Expression of CCp1-3 proteins was investigated in B. bigemina cultures incubated for 24 h at 28°C. Expression of CCp1 was detected only by extracellular sexual stages (Sex Stg) whereas CCp2 and CCp3 were detected in both Sex Stg and intracellular parasites (Intracell) populations. No bands with the expected molecular mass of the CCp proteins were detected in non-induced B. bigemina cultures (uCulture) or in uninfected red blood cells (uRBC). Polyclonal mouse anti-CCp1 peptide, rabbit anti-CCp2-peptides or CCp3-peptides, and bovine serum from an animal chronically infected with B. bigemina were used at a 1∶50 dilution. Anti-mouse, anti-rabbit, or anti-bovine HRP conjugates were used at a 1∶4,000 dilution. Black arrows indicate the expected size of CCp1-3.

Figure 4. Immunofluorescence assays demonstrating the expression of CCp1-3 in temperature-induced B. bigemina cultures.

Antigen for immunofluorescence was prepared from parasite culture adjusted to 20% pack cell volume (PCV). Five µl of the 20% PCV solution was used to make a uniform thin film on glass microscope slides. Expression of CCp1-3 proteins in temperature-induced B. bigemina gametocyte cultures incubated for 24 h at 28°C is shown in panels A, B and C, respectively. CCp expression was not detected in non-induced B. bigemina cultures kept at 37°C as shown in panels E, F, and G. Panels D and H are representative results of immunofluorescence using sera from either B. bigemina-infected or uninfected bovine, respectively. Polyclonal mouse anti-CCp1 peptide, rabbit anti-CCp2 or CCp3 peptides, and bovine sera were used at a 1∶20 dilution. Anti-mouse, anti-rabbit, or anti-bovine FITC conjugates were used at a 1∶80 dilution. The fields shown are representative of the majority of the samples. The panels present a magnification of 100x and white bars indicate 10 µm.

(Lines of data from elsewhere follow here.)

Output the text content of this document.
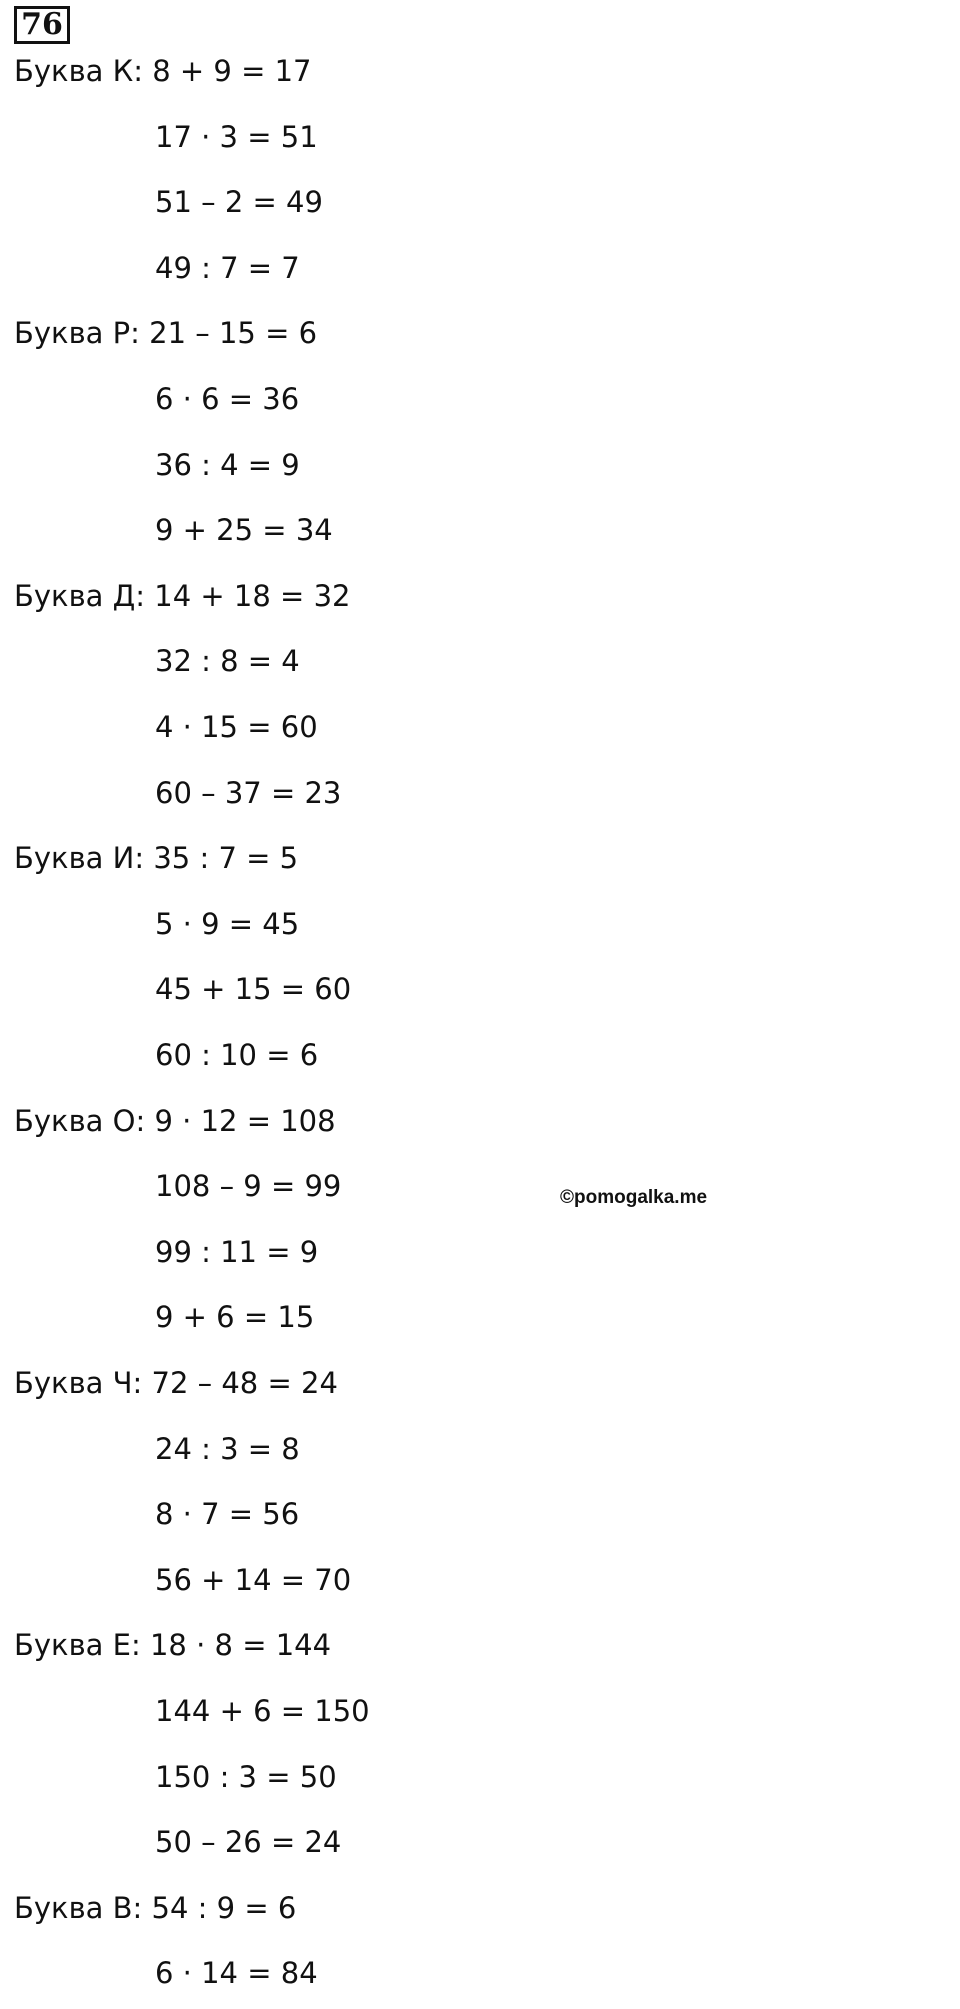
76
Буква К: 8 + 9 = 17
17 · 3 = 51
51 – 2 = 49
49 : 7 = 7
Буква Р: 21 – 15 = 6
6 · 6 = 36
36 : 4 = 9
9 + 25 = 34
Буква Д: 14 + 18 = 32
32 : 8 = 4
4 · 15 = 60
60 – 37 = 23
Буква И: 35 : 7 = 5
5 · 9 = 45
45 + 15 = 60
60 : 10 = 6
Буква О: 9 · 12 = 108
108 – 9 = 99
99 : 11 = 9
9 + 6 = 15
Буква Ч: 72 – 48 = 24
24 : 3 = 8
8 · 7 = 56
56 + 14 = 70
Буква Е: 18 · 8 = 144
144 + 6 = 150
150 : 3 = 50
50 – 26 = 24
Буква В: 54 : 9 = 6
6 · 14 = 84
©pomogalka.me
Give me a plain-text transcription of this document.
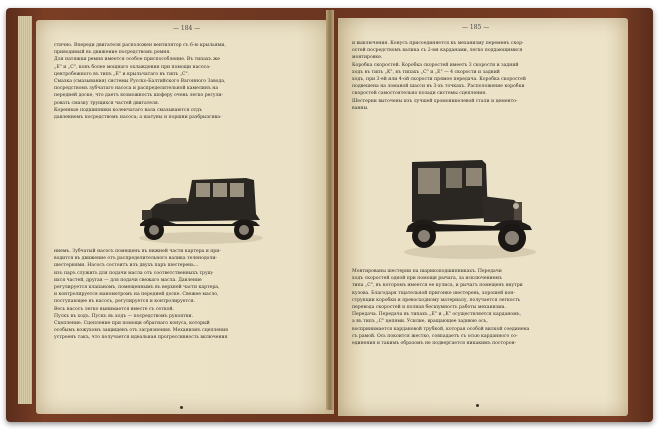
— 184 —
стично. Впереди двигателя расположен вентилятор съ 6-ю крыльями,
приводимый въ движение посредствомъ ремня.
Для натяжки ремня имеется особое приспособление. Въ типахъ же
„E" и „C", ковъ более мощнаго охлаждения при помощи насоса-
центробежного въ типъ „E" и крыльчатаго въ типъ „C".
Смазка (смазывания) системы Русско-Балтийского Вагонного Завода,
посредствомъ зубчатаго насоса и распределительной камелинъ на
передней доске, что даетъ возможность шоферу очень легко регули-
ровать смазку трущихся частей двигателя.
Коренные подшипники коленчатаго вала смазываются отдъ
давлениемъ посредствомъ насоса; а шатуны и поршни разбрызгива-
ниемъ. Зубчатый насосъ помещенъ въ нижней части картера и при-
водится въ движение отъ распределительного валика теленодоли-
шестернями. Насосъ состоитъ изъ двухъ паръ шестерень...
изъ паръ служить для подачи масла отъ соответственныхъ трущ-
ихся частей, другая — для подачи свежаго масла. Давление
регулируется клапаномъ, помещеннымъ въ верхней части картера,
и контролируется манометромъ на передней доске. Свежее масло,
поступающее въ насосъ, регулируется и контролируется.
Весь насосъ легко вынимается вместе съ сеткой.
Пускъ въ ходъ. Пускъ въ ходъ — посредствомъ рукоятки.
Сцепление. Сцепление при помощи обратнаго конуса, который
особымъ кожухомъ защищенъ отъ загрязнения. Механизмъ сцепления
устроенъ такъ, что получается идеальная прогрессивность включения
— 185 —
и выключения. Конусъ присоединяется къ механизму переменъ скор-
остей посредствомъ валика съ 2-мя карданами, легко поддающимися
монтировке.
Коробка скоростей. Коробка скоростей имеетъ 3 скорости и задний
ходъ въ типъ „K", въ типахъ „C" и „E" — 4 скорости и задний
ходъ, при 3-ей или 4-ой скорости прямое передача. Коробка скоростей
подвешена на ломаной шасси въ 3-хъ точкахъ. Расположение коробки
скоростей самостоятельно позади системы сцепления.
Шестерни выточены изъ лучшей хромоникелевой стали и цементо-
ванны.
Монтированы шестерни на шарикоподшипникахъ. Передачи
ходъ скоростей одной при помощи рычага, за исключениемъ
типа „C", въ которомъ имеется ее кулиса, и рычагъ помещенъ внутри
кузова. Благодаря тщательной пригонке шестерень, хорошей кон-
струкции коробки и превосходному материалу, получается легкость
перевода скоростей и полная бесшумность работы механизма.
Передача. Передача въ типахъ „E" и „K" осуществляется карданомъ,
а въ типъ „C" цепями. Усилие, вращающее заднюю ось,
воспринимается кардановой трубкой, которая особой вилкой соединена
съ рамой. Ось покоится жестко, совпадаетъ съ осью карданного со-
единения и такимъ образомъ не подвергается никакимъ посторон-
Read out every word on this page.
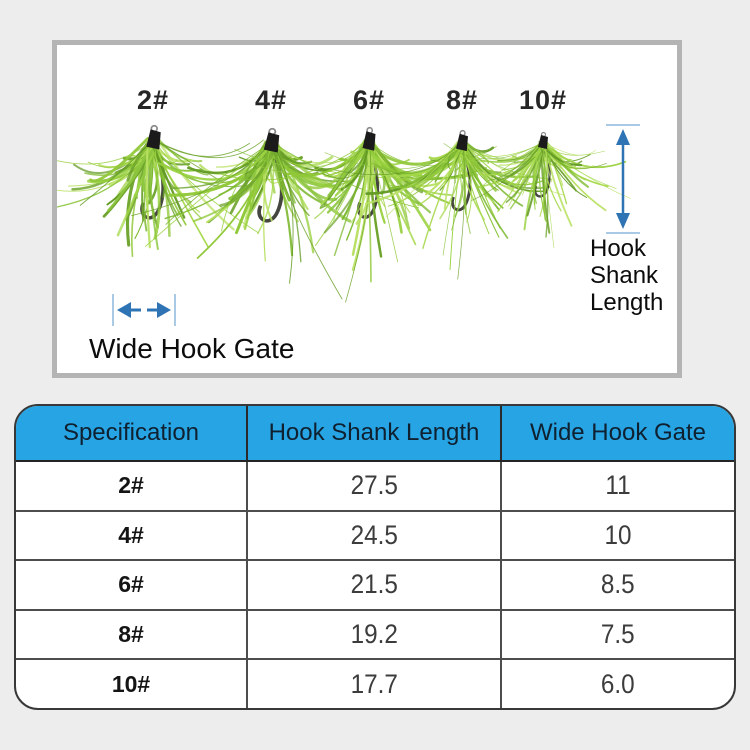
2#	4#	6#	8#	10#
Hook Shank Length
Wide Hook Gate
Specification	Hook Shank Length	Wide Hook Gate
2#	27.5	11
4#	24.5	10
6#	21.5	8.5
8#	19.2	7.5
10#	17.7	6.0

Figure 5. Expression of CCp1-3 during acute B. bovis infection.

In panel A, relative fold expression of CCp1-3 transcripts in bovine blood during acute B. bovis infection is shown in the right y-axis. Absolute quantification of B. bovis msa-1 DNA in bovine blood is shown in the left y-axis. CCp gene expression was normalized to the total amount of RNA used to generate the cDNA and the transcription level was calculated as a relative expression using the formula: Relative expression _(sample) = 2 ^{[Cq (control) – Cq (sample)]}, where the control is the highest Cq value for a given gene of interest. To confirm the presence of amplifiable cDNA in all tested samples a standard PCR for bovine actin was performed. In panel B, absolute expression of B. bovis msa-1 RNA in bovine blood is shown in the right y-axis and the percentage of engorged ticks infected with B. bovis is shown in the left y-axis.

Figure 6. Expression of CCp1-3 during acute T. equi infection.

Relative fold expression of CCp1-3 transcripts in horse peripheral blood during acute T. equi infection is shown in the right y-axis. Absolute quantification of T. equi emai-1 DNA (black line) and cDNA (grey line) is shown in the left y-axis. CCp gene expression was normalized to the total amount of RNA used to generate the cDNA and the transcription level was calculated as a relative expression using the formula: Relative expression _(sample) = 2 ^{[Cq (control) – Cq (sample)]}, where the control is the highest Cq value for a given gene of interest. To confirm the presence of amplifiable cDNA in all tested samples a standard PCR for horse actin was performed.